CINCINNATI (Sheila Gray) — It’s an age old struggle.
Parents think teenagers don’t listen to them. Teens think parents don’t understand all of the issues they face. A group of Ohio high school students is trying to spark communication with a show they perform around the country.
One student actor’s brother died of leukemia. Others are children of divorce. Some are separated from parents, and some have been victims of bullying. These high school students have already been forced to overcome some of life’s biggest challenges. And they share how to survive them in a production called “Dead Serious About Life.”
The show touches on many of the issues teens face, from drinking and the pressure to have sex, to sexual abuse and suicide. Show Director Terri Hopton once asked them how many of them have contemplated suicide. She says three fourths raised their hands. Hopton runs the non-profit which takes the production around the country and says she’s seen the show save lives.
“I get countless emails from students. One girl said I had 24 suicide notes written, and I just want you to know I saw the production tonight, and I came home and I burned them all,” said Hopton.

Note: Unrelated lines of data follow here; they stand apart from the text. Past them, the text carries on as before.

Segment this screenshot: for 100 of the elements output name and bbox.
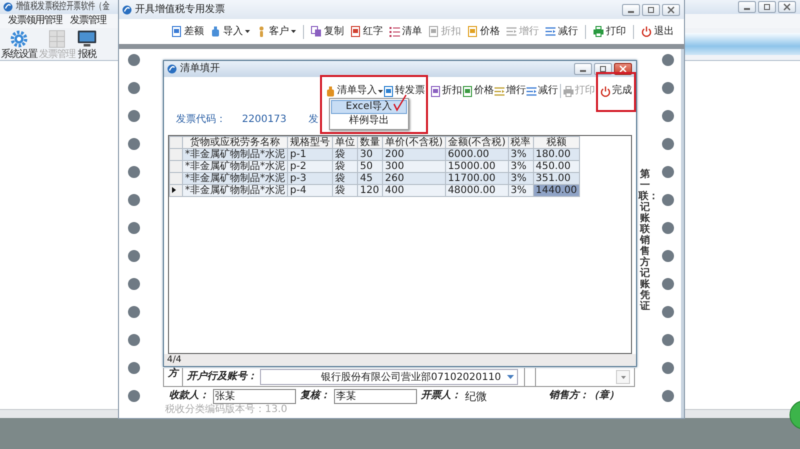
app-icon: [3, 2, 13, 12]
toolbar-button[interactable]: 减行: [543, 24, 580, 38]
toolbar-button[interactable]: 减行: [526, 84, 558, 98]
perforation-hole: [128, 166, 140, 178]
toolbar-button[interactable]: 导入: [208, 24, 252, 38]
perforation-hole: [128, 194, 140, 206]
table-cell[interactable]: 15000.00: [445, 160, 508, 172]
menu-item[interactable]: 发票管理: [70, 15, 106, 27]
column-header: 单位: [332, 136, 358, 148]
rows-icon: [526, 86, 537, 96]
table-cell[interactable]: 11700.00: [445, 172, 508, 184]
dropdown-button[interactable]: [616, 370, 630, 384]
maximize-button[interactable]: [642, 4, 660, 16]
check-mark-icon: [393, 94, 407, 112]
perforation-hole: [128, 54, 140, 66]
table-cell[interactable]: p-4: [288, 184, 332, 196]
table-cell[interactable]: 1440.00: [533, 184, 580, 196]
field-label: 开票人：: [421, 390, 461, 402]
column-header: 税率: [508, 136, 534, 148]
minimize-button[interactable]: [574, 63, 592, 75]
table-cell[interactable]: p-2: [288, 160, 332, 172]
maximize-button[interactable]: [758, 1, 776, 13]
monitor-icon: [77, 29, 97, 49]
toolbar-button[interactable]: 增行: [494, 84, 526, 98]
toolbar-button[interactable]: 打印: [591, 24, 628, 38]
close-button[interactable]: [778, 1, 796, 13]
caret-icon: [245, 30, 250, 33]
table-cell[interactable]: 260: [382, 172, 446, 184]
menu-item[interactable]: 发票领用管理: [8, 15, 62, 27]
close-icon: [619, 65, 627, 73]
table-cell[interactable]: 180.00: [533, 148, 580, 160]
table-cell[interactable]: p-1: [288, 148, 332, 160]
printer-icon: [563, 86, 574, 96]
input-field[interactable]: 李某: [334, 388, 417, 404]
toolbar-button[interactable]: 价格: [462, 84, 494, 98]
perforation-hole: [662, 390, 674, 402]
rows-icon: [506, 26, 517, 37]
perforation-hole: [128, 390, 140, 402]
table-cell[interactable]: *非金属矿物制品*水泥: [182, 172, 288, 184]
table-cell[interactable]: 450.00: [533, 160, 580, 172]
column-header: 税额: [533, 136, 580, 148]
menu-item[interactable]: 样例导出: [331, 114, 407, 128]
power-icon: [600, 86, 611, 96]
toolbar-button[interactable]: 差额: [169, 24, 206, 38]
perforation-hole: [128, 362, 140, 374]
toolbar-button[interactable]: 折扣: [430, 84, 462, 98]
app-icon: [167, 64, 177, 74]
table-cell[interactable]: 300: [382, 160, 446, 172]
document-icon: [430, 86, 441, 96]
perforation-hole: [662, 110, 674, 122]
badge-icon: [788, 400, 800, 430]
perforation-hole: [662, 250, 674, 262]
bottle-icon: [325, 86, 336, 96]
toolbar-button[interactable]: 完成: [600, 84, 632, 98]
input-field[interactable]: 张某: [213, 388, 296, 404]
toolbar-button[interactable]: 清单: [387, 24, 424, 38]
toolbar-button[interactable]: 客户: [254, 24, 298, 38]
perforation-hole: [662, 194, 674, 206]
section-label: 方: [168, 368, 178, 380]
table-cell[interactable]: 351.00: [533, 172, 580, 184]
toolbar-button[interactable]: 转发票: [383, 84, 425, 98]
table-cell[interactable]: *非金属矿物制品*水泥: [182, 148, 288, 160]
bank-account-dropdown[interactable]: 银行股份有限公司营业部07102020110: [260, 369, 518, 385]
perforation-hole: [662, 334, 674, 346]
list-icon: [389, 26, 400, 37]
toolbar-button[interactable]: 价格: [465, 24, 502, 38]
perforation-hole: [662, 306, 674, 318]
table-cell[interactable]: 48000.00: [445, 184, 508, 196]
document-icon: [428, 26, 439, 37]
power-icon: [641, 26, 652, 37]
table-cell[interactable]: 400: [382, 184, 446, 196]
copy-icon: [311, 26, 322, 37]
toolbar-button[interactable]: 报税: [76, 29, 98, 60]
toolbar-button[interactable]: 红字: [348, 24, 385, 38]
bottle-icon: [210, 26, 221, 37]
document-icon: [171, 26, 182, 37]
perforation-hole: [662, 54, 674, 66]
toolbar-button[interactable]: 退出: [639, 24, 676, 38]
perforation-hole: [662, 222, 674, 234]
minimize-button[interactable]: [622, 4, 640, 16]
toolbar-button[interactable]: 清单导入: [325, 84, 383, 98]
perforation-hole: [662, 278, 674, 290]
close-button[interactable]: [662, 4, 680, 16]
toolbar-button[interactable]: 系统设置: [0, 29, 38, 60]
toolbar-button[interactable]: 复制: [309, 24, 346, 38]
highlight-frame: [596, 72, 636, 112]
window-title: 增值税发票税控开票软件（金: [16, 1, 110, 13]
column-header: 规格型号: [288, 136, 332, 148]
perforation-hole: [662, 166, 674, 178]
table-cell[interactable]: 6000.00: [445, 148, 508, 160]
table-cell[interactable]: 200: [382, 148, 446, 160]
minimize-button[interactable]: [738, 1, 756, 13]
column-header: 数量: [358, 136, 382, 148]
field-label: 复核：: [300, 390, 330, 402]
table-cell[interactable]: p-3: [288, 172, 332, 184]
table-cell[interactable]: *非金属矿物制品*水泥: [182, 184, 288, 196]
menu-item[interactable]: Excel导入: [331, 100, 407, 114]
rows-icon: [545, 26, 556, 37]
perforation-hole: [128, 278, 140, 290]
table-cell[interactable]: *非金属矿物制品*水泥: [182, 160, 288, 172]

She believes kids see on the stage that there’s always hope. One quote from the play is, “If you would’ve held on just a little bit longer, you would’ve seen that everything was going to be fine.”
It’s not just the message which sets the show apart. It’s also what happens after it’s over. The student performers talk with kids in the audience after the show, and what they’ve found is they have a lot in common.
High School senior, actor Hannah Heismann met another teen whose brother was struggling with leukemia.
“It was hard to get through the day even, knowing that my brother wasn’t there. Directly relating to someone who shared the same struggle with me was very touching,” said Heismann.
High school senior, actor Jake Love was victimized by bullies. He says like most teens, he didn’t talk to his parents when he was having trouble.
“I just didn’t know what to say. I didn’t think they would do anything,” said Love.
Heismann lost her brother to leukemia. She says teenagers think their parents have never gone through what they’re experiencing, but her mom didn’t give up.
She said, “That was a big step for me, that my mom said, how about we go and get you some help?”
In more than 10 years of working with teens, the show’s director says they’ve all learned that kids just need to talk to someone.
“Whether it’s a school counselor, a parent, a teacher, they need to be talking about what they’re feeling,” said Hepton.
Opening up on stage is changing the kids in the show. They hope “Dead Serious about Life” will help more teens open up and change some outcomes for more families.
All of the teens in the show are volunteers. They raise donations to travel and perform around the country.